Siente que le debilita la atención que últimamente le han prestado los medios de comunicación y la vida social que ha surgido a consecuencia de ello. Mucho más que cualquier trabajo que haya hecho nunca. Toda esa gente a quien tienes que estrechar la mano y con la que hay que hablar ¿de dónde sale? Se esfuerza al máximo constantemente para estar tranquilo y ser amable. Inna está a su lado perennemente y le apunta nombres y datos. Sin ella aquello no hubiera podido funcionar. Siente que necesitaría descansar. Actualmente, y periódicamente, se siente completamente vacío. Es como si la gente con la que se encuentra se llevara una parte de él. A veces se inquieta porque de pronto no sabe quién es, o con quién está, o sobre qué es la reunión. Otras veces se siente furioso, como un animal que quiere gruñir, atacar y quedarse en paz. Se irrita por cómo lleva abrochado el traje alguien para disimular que la camisa es la misma que ayer. Porque otro se limpia los dientes con una cerilla después de comer y por el asco que da cuando la pone a la vista en el borde del plato. Porque otro cree que es alguien y porque otro es un arrastrado.
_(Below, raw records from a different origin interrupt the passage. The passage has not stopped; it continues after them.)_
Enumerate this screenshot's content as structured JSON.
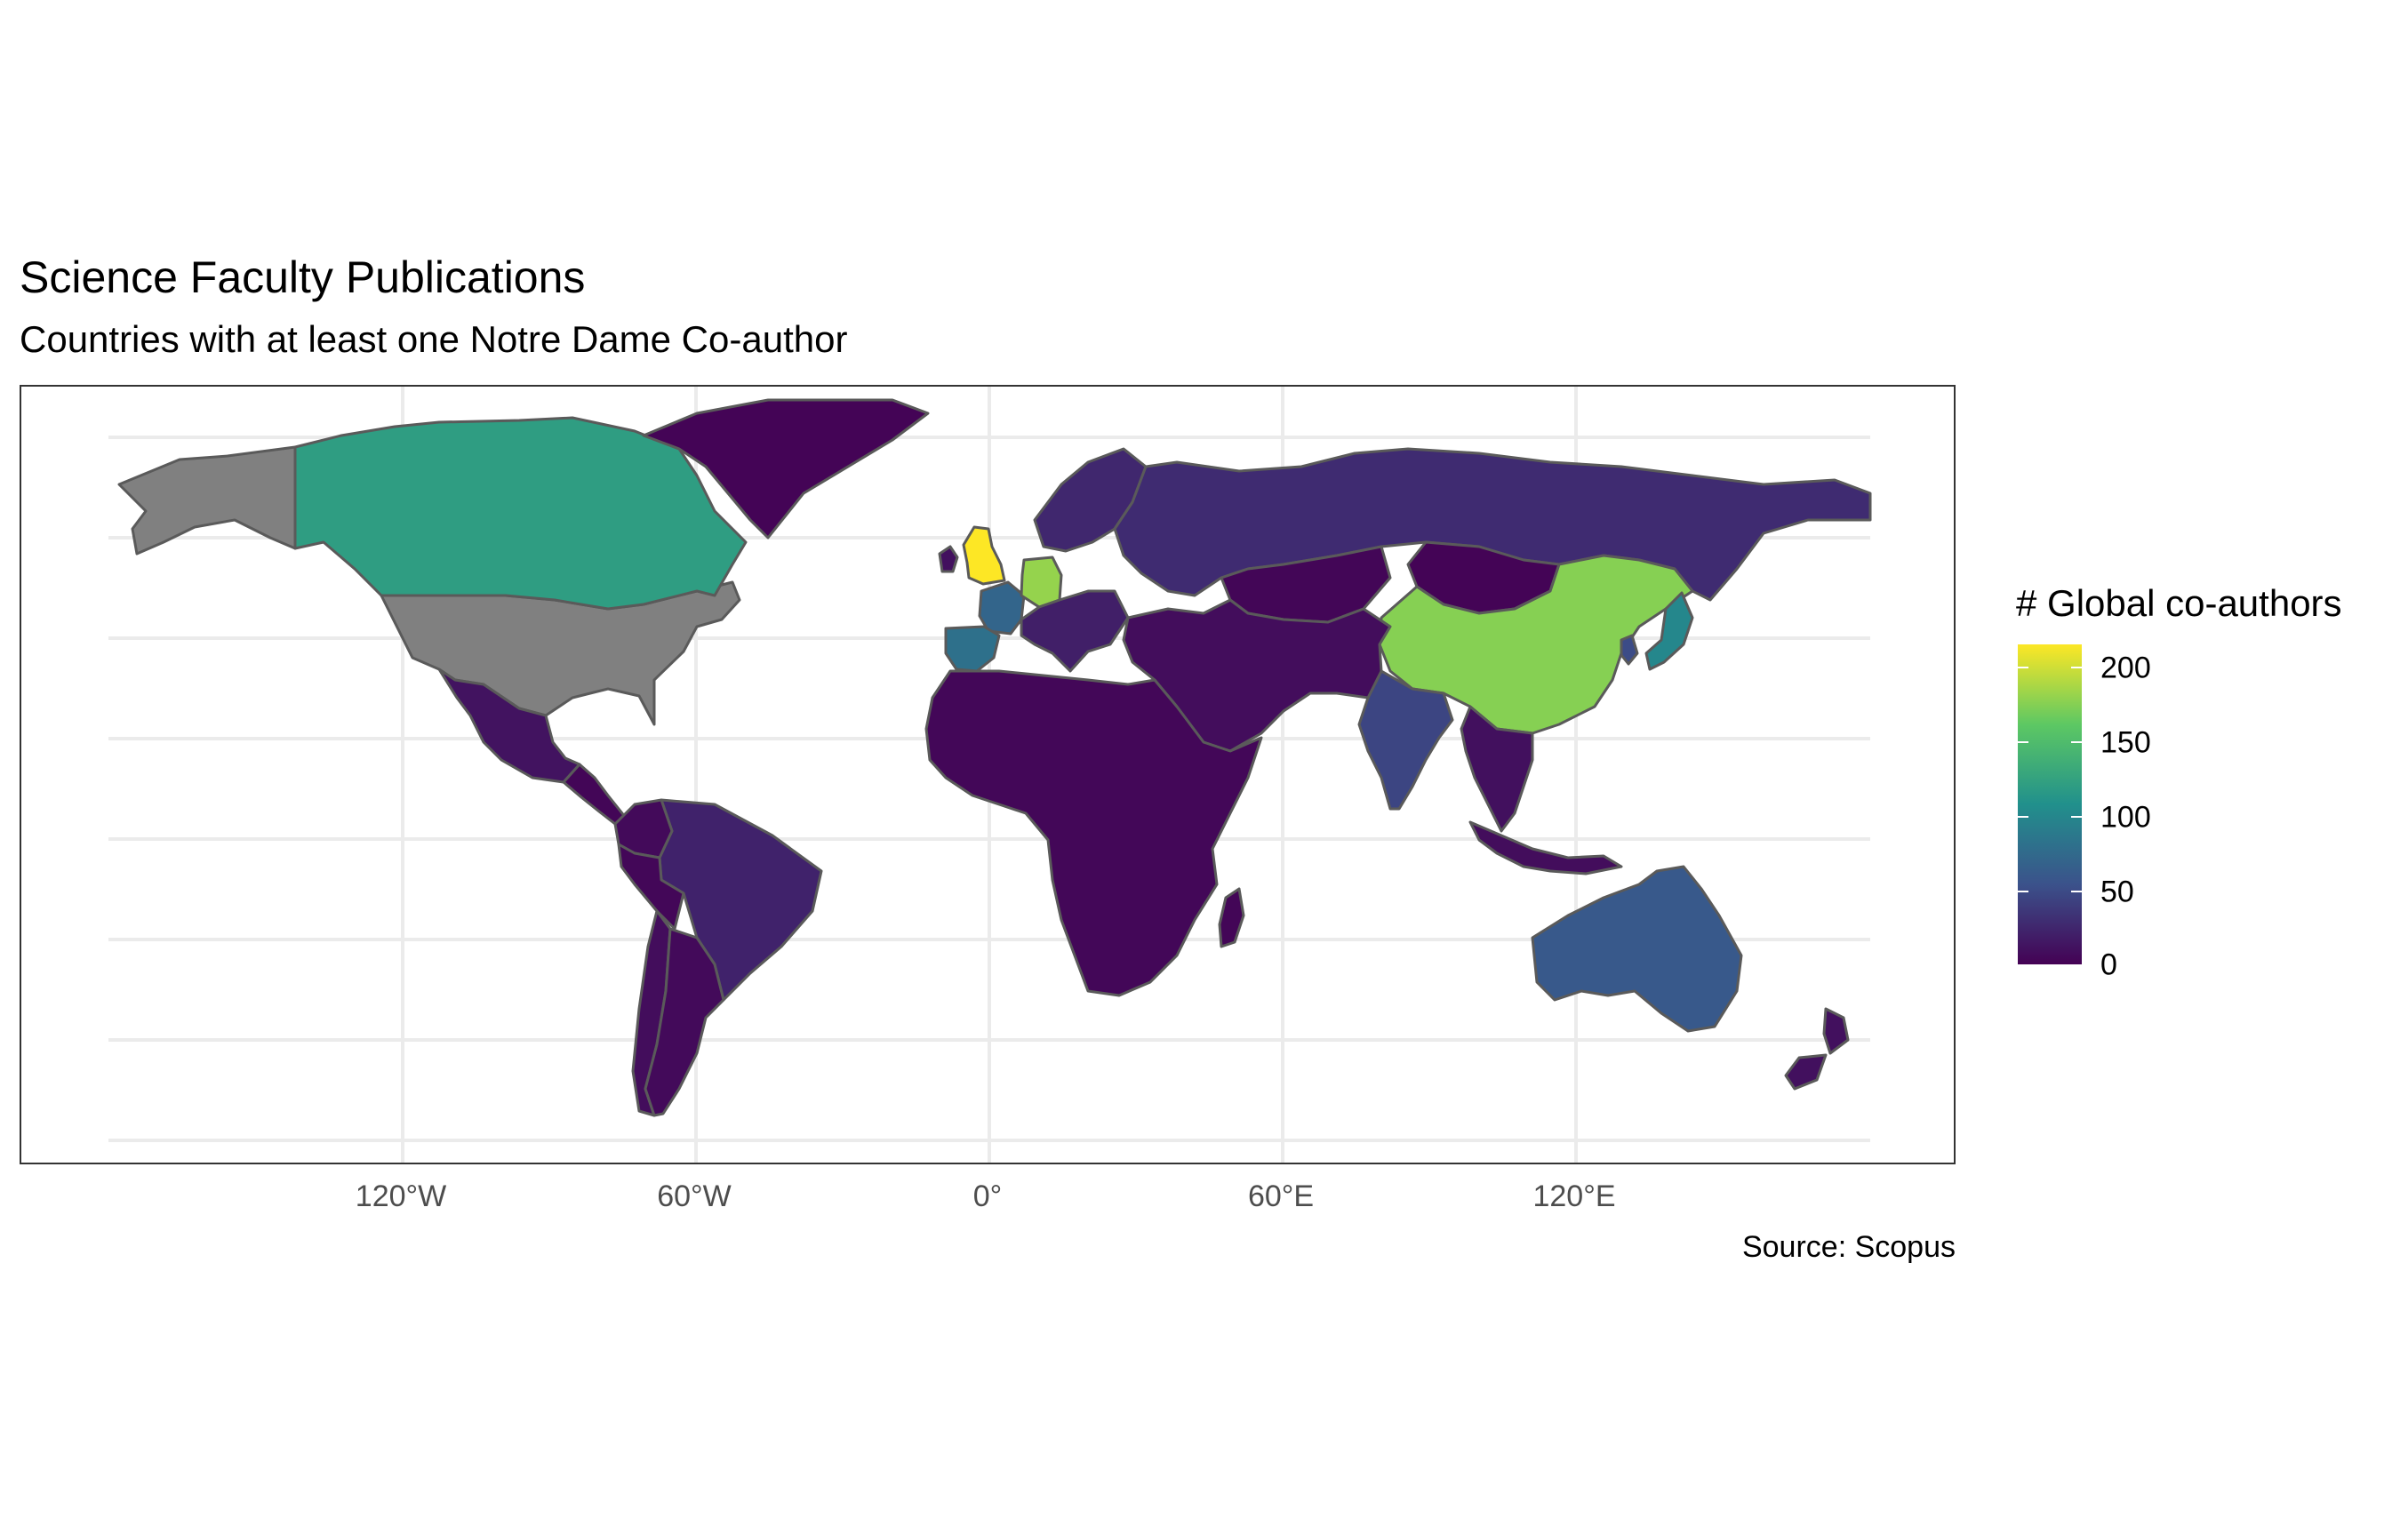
{
  "title": "Science Faculty Publications",
  "subtitle": "Countries with at least one Notre Dame Co-author",
  "caption": "Source: Scopus",
  "x_axis_ticks": [
    "120°W",
    "60°W",
    "0°",
    "60°E",
    "120°E"
  ],
  "legend": {
    "title": "# Global co-authors",
    "ticks": [
      "200",
      "150",
      "100",
      "50",
      "0"
    ]
  },
  "colors": {
    "missing": "#808080",
    "border": "#5a5a5a",
    "gradient": [
      "#440154",
      "#3b528b",
      "#21908c",
      "#5dc863",
      "#fde725"
    ]
  },
  "chart_data": {
    "type": "choropleth",
    "title": "Science Faculty Publications",
    "subtitle": "Countries with at least one Notre Dame Co-author",
    "caption": "Source: Scopus",
    "legend_title": "# Global co-authors",
    "scale": "viridis",
    "value_range": [
      0,
      215
    ],
    "legend_placement": "right",
    "grid": true,
    "x_ticks": [
      -120,
      -60,
      0,
      60,
      120
    ],
    "regions": [
      {
        "name": "United States",
        "value": null
      },
      {
        "name": "Alaska",
        "value": null
      },
      {
        "name": "Canada",
        "value": 120
      },
      {
        "name": "Greenland",
        "value": 2
      },
      {
        "name": "Mexico",
        "value": 12
      },
      {
        "name": "Central America",
        "value": 3
      },
      {
        "name": "Brazil",
        "value": 22
      },
      {
        "name": "Colombia",
        "value": 6
      },
      {
        "name": "Peru",
        "value": 4
      },
      {
        "name": "Chile",
        "value": 8
      },
      {
        "name": "Argentina",
        "value": 6
      },
      {
        "name": "United Kingdom",
        "value": 215
      },
      {
        "name": "Ireland",
        "value": 10
      },
      {
        "name": "France",
        "value": 70
      },
      {
        "name": "Spain",
        "value": 80
      },
      {
        "name": "Germany",
        "value": 180
      },
      {
        "name": "Europe (other)",
        "value": 20
      },
      {
        "name": "Scandinavia",
        "value": 25
      },
      {
        "name": "Russia",
        "value": 28
      },
      {
        "name": "Kazakhstan",
        "value": 3
      },
      {
        "name": "Mongolia",
        "value": 2
      },
      {
        "name": "China",
        "value": 175
      },
      {
        "name": "India",
        "value": 45
      },
      {
        "name": "Japan",
        "value": 100
      },
      {
        "name": "South Korea",
        "value": 50
      },
      {
        "name": "Middle East",
        "value": 8
      },
      {
        "name": "Africa",
        "value": 4
      },
      {
        "name": "Madagascar",
        "value": 3
      },
      {
        "name": "Southeast Asia",
        "value": 10
      },
      {
        "name": "Indonesia",
        "value": 8
      },
      {
        "name": "Australia",
        "value": 60
      },
      {
        "name": "New Zealand",
        "value": 10
      }
    ]
  }
}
Está deseando aterrizar. Como va camino hacia algún sitio no se siente desasosegado. Aunque esté quieto sentado, lea, duerma, vea una película o se tome algo. Él con Inna.

Mauri Kallis se observa en el espejo. Los ruidos de arriba continúan.

Siempre le había gustado el juego. Hacer grandes negocios había sido su forma de medirse con los demás. El que tiene más dinero gana cuando muere.

Ahora siente que todo aquello ya carece de importancia. Algo le ha alcanzado. Algo pesado. Siempre se había mantenido cerca, justo detrás. Una atracción hacia atrás, de vuelta a los altos edificios de Terrassen.

«Estoy perdiendo el control —piensa—. Lo estoy soltando».

Inna había mantenido a distancia aquella fuerza que lo llevaba hacia atrás.

Justo ahora no quería estar solo. Faltaban dos horas para empezar a trabajar. Miró hacia el techo y oyó el ruido de una pesa que rodaba por el suelo.

Podría subir a hablar un rato o simplemente quedarse allí arriba, sin hacer nada.

Se puso el albornoz y subió a ver a su hermana.